On le voyait parcourir la ville traînant sa petite charrette chargée de son tonneau, au robinet duquel pendait le seau qui lui servait à transporter sa marchandise à l'intérieur des maisons; seulement, il avait toujours la main droite placée en manière de conque à son oreille, pour entendre la voix de Dieu et ne rien perdre des pieuses paroles que le Seigneur lui disait.

Avant d'entrer dans la chambre où il avait l'habitude de verser l'eau dont il emplissait son seau dans un récipient quelconque, il avait l'habitude de frapper trois fois la terre du pied, et de dire d'une voix formidable:

Cercle de justice! centre de vérité!

Il va sans dire que le docteur était devenu une de ses meilleures pratiques, et que, tous les jours, soit dans la cuisine de Marthe, soit dans le laboratoire du docteur, il versait ses trois ou quatre seaux d'eau, qui étaient utilisés pour les besoins du ménage.

Sa visite chez le docteur avait lieu de huit à neuf heures du matin.

Pour la première fois, Éva était levée lorsque, quelques jours après le concert que lui avait donné le rossignol, concert qu'elle réclamait tous les soirs, et qu'excepté par les mauvais temps on lui accordait le plaisir d'entendre, Antoine ouvrit la porte, frappa trois fois du pied, et de sa voix de tonnerre cria:

Cercle de justice! centre de vérité!

L'enfant se retourna tout effrayée et poussa un cri qui avait la modulation d'un appel.

Jacques Mérey, qui était dans le cabinet voisin, accourut tout joyeux; c'était la première fois qu'Éva donnait une attention quelconque à la voix humaine.

Le docteur la prit dans ses bras, l'approcha d'Antoine, et son regard, en s'approchant de lui, exprima une certaine terreur.

C'était assez pour un jour de cette nouvelle sensation de crainte; le docteur fit signe à Antoine de s'éloigner; mais il lui recommanda de venir tous les jours afin que l'enfant s'habituât à lui; et, en effet, au bout de quelques jours, l'enfant semblait attendre l'arrivée d'Antoine, dont le manège l'amusait, et dont la grosse voix maintenant la faisait rire.

Un jour, Antoine reçut la recommandation de ne pas venir le lendemain. Le lendemain, à l'heure habituelle, Éva donna quelques signes d'impatience; elle se leva, alla jusqu'à la porte, devant laquelle elle resta debout, le mécanisme lui étant inconnu. Elle revint alors avec impatience vers le docteur; mais, sa vue ayant été attirée par un foulard rouge qu'il avait autour du cou, elle oublia Antoine pour tirer de toute sa force le foulard, que le docteur tira lui-même doucement et laissa tomber entre ses mains.

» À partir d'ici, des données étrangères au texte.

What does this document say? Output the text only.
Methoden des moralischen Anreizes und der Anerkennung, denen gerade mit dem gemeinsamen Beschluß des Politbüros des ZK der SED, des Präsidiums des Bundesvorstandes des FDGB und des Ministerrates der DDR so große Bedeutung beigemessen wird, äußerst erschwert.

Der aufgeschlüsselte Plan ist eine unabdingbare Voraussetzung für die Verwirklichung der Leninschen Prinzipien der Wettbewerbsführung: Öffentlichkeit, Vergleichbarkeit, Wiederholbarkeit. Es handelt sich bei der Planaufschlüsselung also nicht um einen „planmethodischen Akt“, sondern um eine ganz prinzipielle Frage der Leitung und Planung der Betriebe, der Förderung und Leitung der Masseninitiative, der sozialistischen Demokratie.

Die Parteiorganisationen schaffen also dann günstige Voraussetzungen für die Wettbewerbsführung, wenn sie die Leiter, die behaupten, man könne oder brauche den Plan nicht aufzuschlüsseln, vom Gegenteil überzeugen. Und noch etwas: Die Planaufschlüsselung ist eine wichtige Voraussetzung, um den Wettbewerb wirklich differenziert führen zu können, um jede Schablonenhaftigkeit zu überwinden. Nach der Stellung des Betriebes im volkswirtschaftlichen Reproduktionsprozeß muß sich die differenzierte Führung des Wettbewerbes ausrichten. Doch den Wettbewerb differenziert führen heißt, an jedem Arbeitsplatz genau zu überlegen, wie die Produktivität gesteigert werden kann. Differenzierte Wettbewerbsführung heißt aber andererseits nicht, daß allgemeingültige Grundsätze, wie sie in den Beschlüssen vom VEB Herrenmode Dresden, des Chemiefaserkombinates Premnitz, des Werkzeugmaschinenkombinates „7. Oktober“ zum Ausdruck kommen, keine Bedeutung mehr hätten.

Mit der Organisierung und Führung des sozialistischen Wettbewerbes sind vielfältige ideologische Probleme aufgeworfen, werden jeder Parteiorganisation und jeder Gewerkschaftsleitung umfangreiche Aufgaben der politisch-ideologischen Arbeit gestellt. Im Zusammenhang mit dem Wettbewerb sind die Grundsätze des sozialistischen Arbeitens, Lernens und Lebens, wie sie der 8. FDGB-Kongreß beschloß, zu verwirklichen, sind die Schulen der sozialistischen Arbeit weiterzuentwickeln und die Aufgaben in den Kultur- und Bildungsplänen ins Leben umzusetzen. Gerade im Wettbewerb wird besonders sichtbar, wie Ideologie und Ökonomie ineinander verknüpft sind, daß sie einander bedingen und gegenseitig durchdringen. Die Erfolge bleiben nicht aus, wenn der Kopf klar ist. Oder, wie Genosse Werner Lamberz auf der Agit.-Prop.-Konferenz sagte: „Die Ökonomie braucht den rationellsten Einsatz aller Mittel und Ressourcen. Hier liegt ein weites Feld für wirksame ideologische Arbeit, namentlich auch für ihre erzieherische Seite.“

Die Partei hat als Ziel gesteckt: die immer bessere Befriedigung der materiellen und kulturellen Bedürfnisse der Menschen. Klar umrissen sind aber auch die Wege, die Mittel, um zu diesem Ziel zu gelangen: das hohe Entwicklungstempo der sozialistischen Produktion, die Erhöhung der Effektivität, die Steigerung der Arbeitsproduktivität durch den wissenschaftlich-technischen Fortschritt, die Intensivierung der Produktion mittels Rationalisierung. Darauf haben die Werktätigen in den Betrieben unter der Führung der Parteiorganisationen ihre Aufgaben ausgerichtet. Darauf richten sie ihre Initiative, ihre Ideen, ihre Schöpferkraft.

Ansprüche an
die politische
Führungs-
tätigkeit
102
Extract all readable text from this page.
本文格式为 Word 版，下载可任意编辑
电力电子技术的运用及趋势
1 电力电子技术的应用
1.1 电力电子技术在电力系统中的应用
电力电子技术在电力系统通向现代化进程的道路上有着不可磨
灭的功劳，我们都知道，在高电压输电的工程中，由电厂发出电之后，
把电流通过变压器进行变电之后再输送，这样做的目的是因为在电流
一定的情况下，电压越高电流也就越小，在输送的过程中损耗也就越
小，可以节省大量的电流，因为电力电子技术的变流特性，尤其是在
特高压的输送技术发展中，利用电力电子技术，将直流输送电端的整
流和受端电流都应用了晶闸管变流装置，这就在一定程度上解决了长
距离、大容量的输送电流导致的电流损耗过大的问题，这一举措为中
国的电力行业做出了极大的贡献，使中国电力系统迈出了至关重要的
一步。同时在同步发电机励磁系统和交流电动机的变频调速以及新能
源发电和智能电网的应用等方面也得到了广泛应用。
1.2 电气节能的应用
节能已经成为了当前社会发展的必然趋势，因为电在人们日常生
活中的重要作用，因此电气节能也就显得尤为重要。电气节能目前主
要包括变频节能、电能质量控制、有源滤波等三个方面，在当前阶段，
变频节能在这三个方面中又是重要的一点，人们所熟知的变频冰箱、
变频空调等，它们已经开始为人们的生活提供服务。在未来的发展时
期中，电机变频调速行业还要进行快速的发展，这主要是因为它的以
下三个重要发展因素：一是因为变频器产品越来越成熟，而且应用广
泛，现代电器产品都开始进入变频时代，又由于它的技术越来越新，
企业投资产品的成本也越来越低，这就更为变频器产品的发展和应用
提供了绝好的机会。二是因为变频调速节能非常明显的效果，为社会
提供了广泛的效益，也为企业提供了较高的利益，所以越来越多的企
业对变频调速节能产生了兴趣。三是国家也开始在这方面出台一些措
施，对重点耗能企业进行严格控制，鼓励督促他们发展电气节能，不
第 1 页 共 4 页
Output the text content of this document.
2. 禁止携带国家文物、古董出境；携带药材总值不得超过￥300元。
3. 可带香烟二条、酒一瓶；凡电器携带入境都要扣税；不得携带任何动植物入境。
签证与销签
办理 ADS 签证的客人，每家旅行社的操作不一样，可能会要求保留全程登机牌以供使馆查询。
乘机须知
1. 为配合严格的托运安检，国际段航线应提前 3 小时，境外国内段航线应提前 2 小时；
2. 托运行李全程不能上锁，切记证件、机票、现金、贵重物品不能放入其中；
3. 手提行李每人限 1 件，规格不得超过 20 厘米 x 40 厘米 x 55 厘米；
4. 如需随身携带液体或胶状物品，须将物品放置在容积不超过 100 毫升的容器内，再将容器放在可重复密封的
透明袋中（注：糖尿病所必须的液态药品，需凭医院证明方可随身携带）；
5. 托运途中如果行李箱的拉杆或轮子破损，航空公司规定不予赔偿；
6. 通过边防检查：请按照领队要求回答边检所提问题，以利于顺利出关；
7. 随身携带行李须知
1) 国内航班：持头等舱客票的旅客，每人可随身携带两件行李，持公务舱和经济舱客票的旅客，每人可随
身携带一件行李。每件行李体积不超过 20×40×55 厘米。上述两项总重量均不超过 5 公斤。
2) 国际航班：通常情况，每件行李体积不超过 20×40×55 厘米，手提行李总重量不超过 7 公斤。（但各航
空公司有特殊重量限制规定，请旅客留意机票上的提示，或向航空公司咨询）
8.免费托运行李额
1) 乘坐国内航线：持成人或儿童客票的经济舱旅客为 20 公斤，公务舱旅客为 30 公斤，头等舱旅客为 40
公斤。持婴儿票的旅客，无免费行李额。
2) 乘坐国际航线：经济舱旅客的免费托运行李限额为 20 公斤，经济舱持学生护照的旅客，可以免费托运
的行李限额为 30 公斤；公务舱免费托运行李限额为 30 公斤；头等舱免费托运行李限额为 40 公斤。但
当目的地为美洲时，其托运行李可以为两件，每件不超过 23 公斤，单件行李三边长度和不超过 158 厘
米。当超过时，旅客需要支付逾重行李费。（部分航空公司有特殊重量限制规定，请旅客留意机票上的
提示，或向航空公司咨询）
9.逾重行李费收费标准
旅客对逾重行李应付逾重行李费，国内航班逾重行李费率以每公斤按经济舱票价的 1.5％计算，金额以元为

Alors, elle le secoua avec des rires bruyants, comme elle eût fait d'un étendard; puis, de même qu'elle l'avait vu autour du cou de Jacques Mérey, elle essaya de le mettre au sien; ce fut un nouveau trait de lumière pour le docteur. Il se demanda si la coquetterie ne serait point un mobile capable d'éveiller dans son cerveau un nouvel ordre de sensations et d'idées; il avait cru reconnaître que, malgré son indifférence, elle promenait volontiers ses yeux sur les fleurs d'une couleur vive.

C'était l'heure où l'on descendait l'enfant dans le jardin.

Depuis longtemps, le rossignol avait un nid, des petits, une famille, et par conséquent avait cessé de chanter, car on sait que les soucis de la paternité vont chez lui jusqu'à lui imposer pendant les trois couvées que fait sa femelle le silence le plus complet.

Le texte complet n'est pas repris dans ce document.